A tendência do hipertexto para a autorreferencialidade (“a tomada de consciência acerca do próprio meio em que se inscreve”) o relaciona com a pós-modernidade. A convergência entre hipertexto e narrativa metaficcional faz-nos repensar as ligações (linkadas), a colagem, a mistura e a combinação tendo em vista o movimento do diálogo e a variação. Dentro da perspectiva rizomática de Deleuze e Guatarri não interessam o centro ou a periferia mas as conexões e a pluralidadade daí advinda.
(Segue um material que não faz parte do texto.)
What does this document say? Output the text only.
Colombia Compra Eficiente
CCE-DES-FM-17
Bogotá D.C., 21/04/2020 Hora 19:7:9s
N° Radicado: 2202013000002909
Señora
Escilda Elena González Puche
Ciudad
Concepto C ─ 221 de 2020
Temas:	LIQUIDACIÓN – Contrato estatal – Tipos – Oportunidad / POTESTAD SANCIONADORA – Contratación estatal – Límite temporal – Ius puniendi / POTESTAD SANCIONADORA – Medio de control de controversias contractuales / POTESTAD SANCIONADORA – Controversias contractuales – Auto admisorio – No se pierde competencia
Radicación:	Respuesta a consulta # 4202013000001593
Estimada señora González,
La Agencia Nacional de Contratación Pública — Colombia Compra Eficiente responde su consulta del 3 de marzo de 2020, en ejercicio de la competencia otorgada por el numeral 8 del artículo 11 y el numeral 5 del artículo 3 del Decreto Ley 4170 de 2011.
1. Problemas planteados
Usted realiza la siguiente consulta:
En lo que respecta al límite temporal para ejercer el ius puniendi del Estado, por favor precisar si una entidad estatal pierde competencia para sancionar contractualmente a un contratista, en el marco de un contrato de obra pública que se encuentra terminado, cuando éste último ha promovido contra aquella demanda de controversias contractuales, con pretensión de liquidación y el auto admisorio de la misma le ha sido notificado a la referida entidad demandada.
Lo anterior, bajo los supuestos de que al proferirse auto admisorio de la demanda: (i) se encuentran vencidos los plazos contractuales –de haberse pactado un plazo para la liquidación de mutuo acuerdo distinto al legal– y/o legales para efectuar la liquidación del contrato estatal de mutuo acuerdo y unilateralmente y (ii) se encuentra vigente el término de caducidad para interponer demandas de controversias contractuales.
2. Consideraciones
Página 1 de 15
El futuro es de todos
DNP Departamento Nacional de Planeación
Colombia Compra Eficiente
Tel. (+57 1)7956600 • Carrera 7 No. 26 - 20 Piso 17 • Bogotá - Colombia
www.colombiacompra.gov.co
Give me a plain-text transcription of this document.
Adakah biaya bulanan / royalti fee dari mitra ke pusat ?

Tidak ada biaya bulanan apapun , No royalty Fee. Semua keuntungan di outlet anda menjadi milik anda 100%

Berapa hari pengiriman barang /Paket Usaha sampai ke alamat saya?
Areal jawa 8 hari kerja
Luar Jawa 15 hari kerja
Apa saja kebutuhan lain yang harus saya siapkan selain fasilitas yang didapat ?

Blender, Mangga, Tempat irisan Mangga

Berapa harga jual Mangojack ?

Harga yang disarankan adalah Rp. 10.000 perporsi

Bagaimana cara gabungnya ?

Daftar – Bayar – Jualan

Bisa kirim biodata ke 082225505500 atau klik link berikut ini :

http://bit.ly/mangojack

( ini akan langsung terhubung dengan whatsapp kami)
O rizoma é, por definição, anti-hierárquico: todos os pontos que constituem o sistema estão interligados; qualquer ponto de um sistema rizomático pode estar ligado a outros sem obedecer a regras hierárquicas.
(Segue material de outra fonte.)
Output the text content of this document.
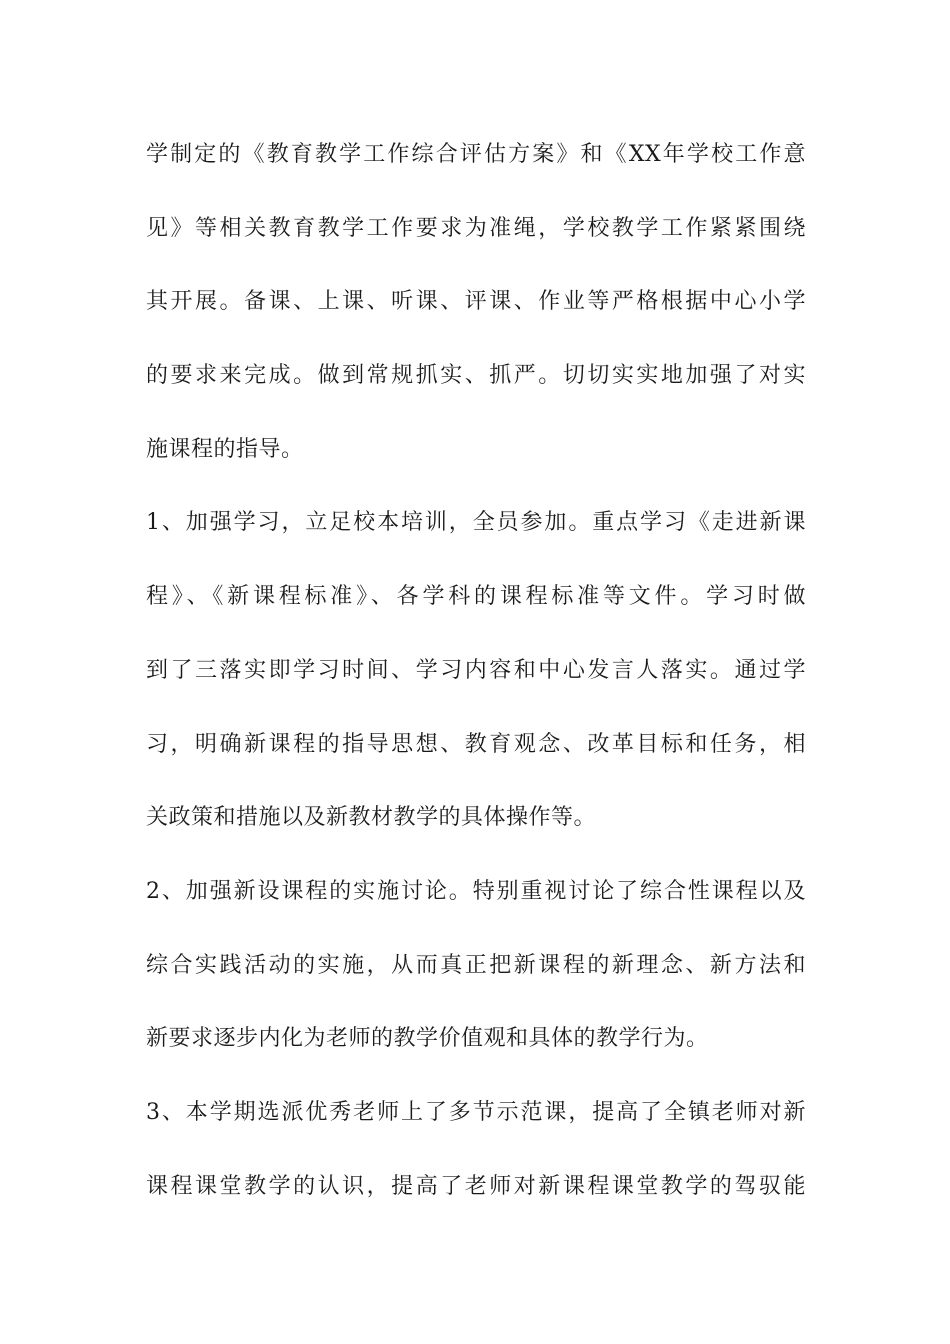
学制定的《教育教学工作综合评估方案》和《XX年学校工作意
见》等相关教育教学工作要求为准绳，学校教学工作紧紧围绕
其开展。备课、上课、听课、评课、作业等严格根据中心小学
的要求来完成。做到常规抓实、抓严。切切实实地加强了对实
施课程的指导。
1、加强学习，立足校本培训，全员参加。重点学习《走进新课
程》、《新课程标准》、各学科的课程标准等文件。学习时做
到了三落实即学习时间、学习内容和中心发言人落实。通过学
习，明确新课程的指导思想、教育观念、改革目标和任务，相
关政策和措施以及新教材教学的具体操作等。
2、加强新设课程的实施讨论。特别重视讨论了综合性课程以及
综合实践活动的实施，从而真正把新课程的新理念、新方法和
新要求逐步内化为老师的教学价值观和具体的教学行为。
3、本学期选派优秀老师上了多节示范课，提高了全镇老师对新
课程课堂教学的认识，提高了老师对新课程课堂教学的驾驭能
Dentro de uma linha não-linear de descentramento, o hipertexto destaca-se por conceder ao leitor o papel de construtor de sentido. Nele o leitor torna-se autor, ou co-autor já que é ele quem manipula a informação através das escolhas que faz.
O texto animado, multimídia, interativo dos blogs, twitters, orkuts e etc., têm feito emergir uma literatura que, mais que em épocas precedentes, toma o leitor e a linguagem como vetores. O princípio norteador de O jogo da amarelinha, os labirintos borgeanos, etc., agora são matéria concreta de uma nova escrita, dos manuscritos de computador. A poesia animada por computador, ao trazer para o universo da criação novos componentes como o efetivo movimento e a interatividade, abre portas e janelas para novos campos da criação. O que é altamente estimulante para a nova literatura – e em especial, para a nova poesia, a poesia digital (ou ciberpoesia, ou infopoesia – já que a terminologia ainda não foi fixada).
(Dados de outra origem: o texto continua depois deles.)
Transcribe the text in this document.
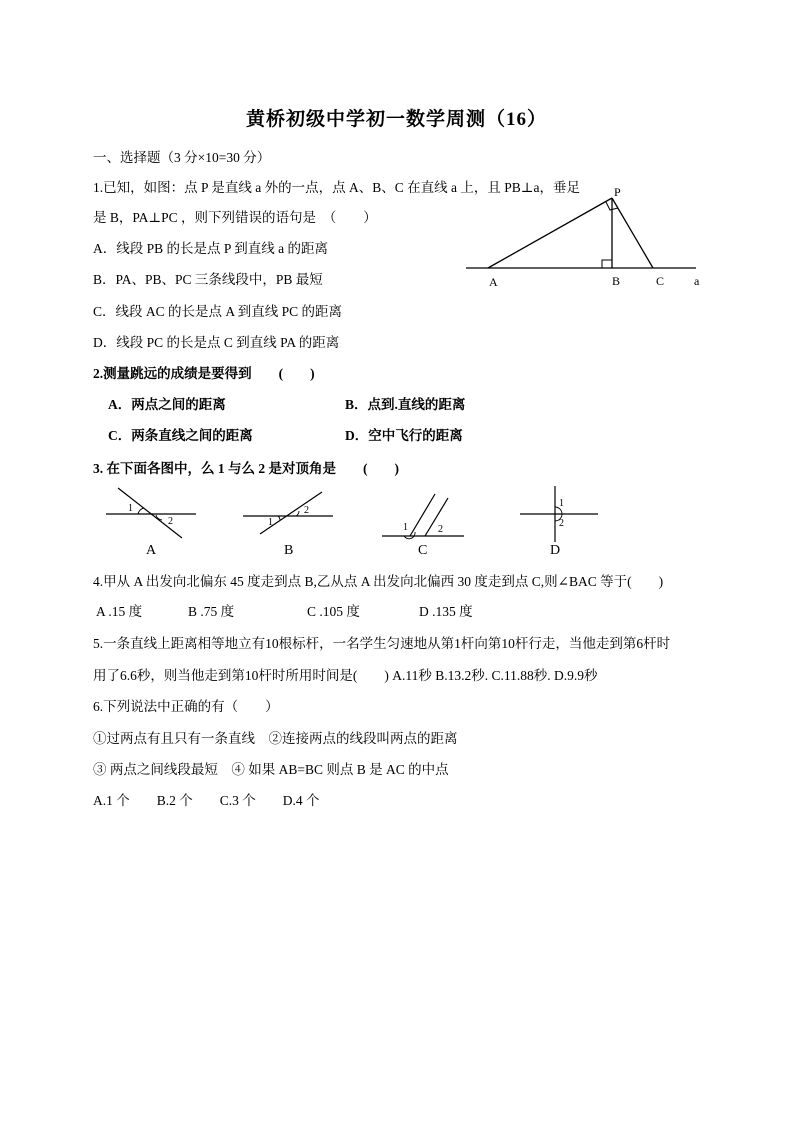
黄桥初级中学初一数学周测（16）
一、选择题（3 分×10=30 分）
1.已知，如图：点 P 是直线 a 外的一点，点 A、B、C 在直线 a 上，且 PB⊥a，垂足
是 B，PA⊥PC ，则下列错误的语句是　（　　）
A．线段 PB 的长是点 P 到直线 a 的距离
B．PA、PB、PC 三条线段中，PB 最短
C．线段 AC 的长是点 A 到直线 PC 的距离
D．线段 PC 的长是点 C 到直线 PA 的距离
P
A	B	C a
2.测量跳远的成绩是要得到　　(　　)
A．两点之间的距离	B．点到.直线的距离
C．两条直线之间的距离	D．空中飞行的距离
3. 在下面各图中，么 1 与么 2 是对顶角是　　(　　)
1
2
A
1
2
B
1	2
C
1
2
D
4.甲从 A 出发向北偏东 45 度走到点 B,乙从点 A 出发向北偏西 30 度走到点 C,则∠BAC 等于(　　)
A .15 度	B .75 度	C .105 度	D .135 度
5.一条直线上距离相等地立有10根标杆，一名学生匀速地从第1杆向第10杆行走，当他走到第6杆时
用了6.6秒，则当他走到第10杆时所用时间是(　　) A.11秒 B.13.2秒. C.11.88秒. D.9.9秒
6.下列说法中正确的有（　　）
①过两点有且只有一条直线　②连接两点的线段叫两点的距离
③ 两点之间线段最短　④ 如果 AB=BC 则点 B 是 AC 的中点
A.1 个　　B.2 个　　C.3 个　　D.4 个
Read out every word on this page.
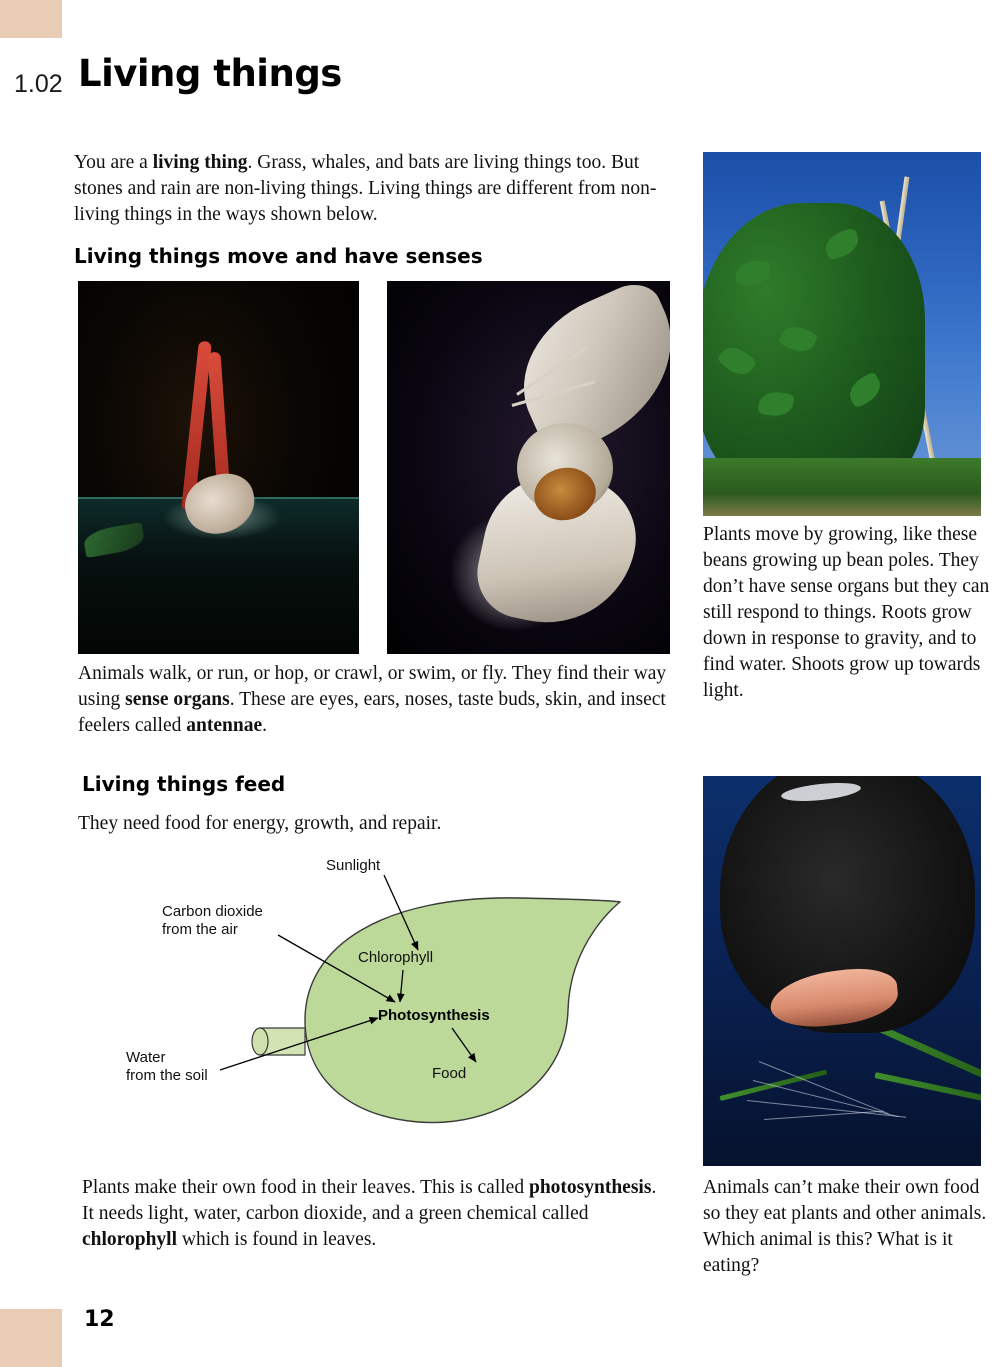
1.02 Living things
You are a living thing. Grass, whales, and bats are living things too. But stones and rain are non-living things. Living things are different from non-living things in the ways shown below.
Living things move and have senses
Plants move by growing, like these beans growing up bean poles. They don’t have sense organs but they can still respond to things. Roots grow down in response to gravity, and to find water. Shoots grow up towards light.
Animals walk, or run, or hop, or crawl, or swim, or fly. They find their way using sense organs. These are eyes, ears, noses, taste buds, skin, and insect feelers called antennae.
Living things feed
They need food for energy, growth, and repair.
Sunlight
Carbon dioxide
from the air
Chlorophyll
Photosynthesis
Food
Water
from the soil
Plants make their own food in their leaves. This is called photosynthesis. It needs light, water, carbon dioxide, and a green chemical called chlorophyll which is found in leaves.
Animals can’t make their own food so they eat plants and other animals. Which animal is this? What is it eating?
12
Por fim, o computador passa a gerar textos. A inteligência artificial nunca foi tão natural como agora. O computador é uma máquina semiótica por excelência. Gera signos e linguagens. Tanto a partir de programas pré-estabelecidos, como através de programações aleatórias – e portanto inesperadas.
O livro pode não desaparecer, como afirma Eco, mas seu modo de compor já é outro. Sorte da literatura, que se renova depois de renovar tantas mídias, como o cinema, a tv, o vídeo.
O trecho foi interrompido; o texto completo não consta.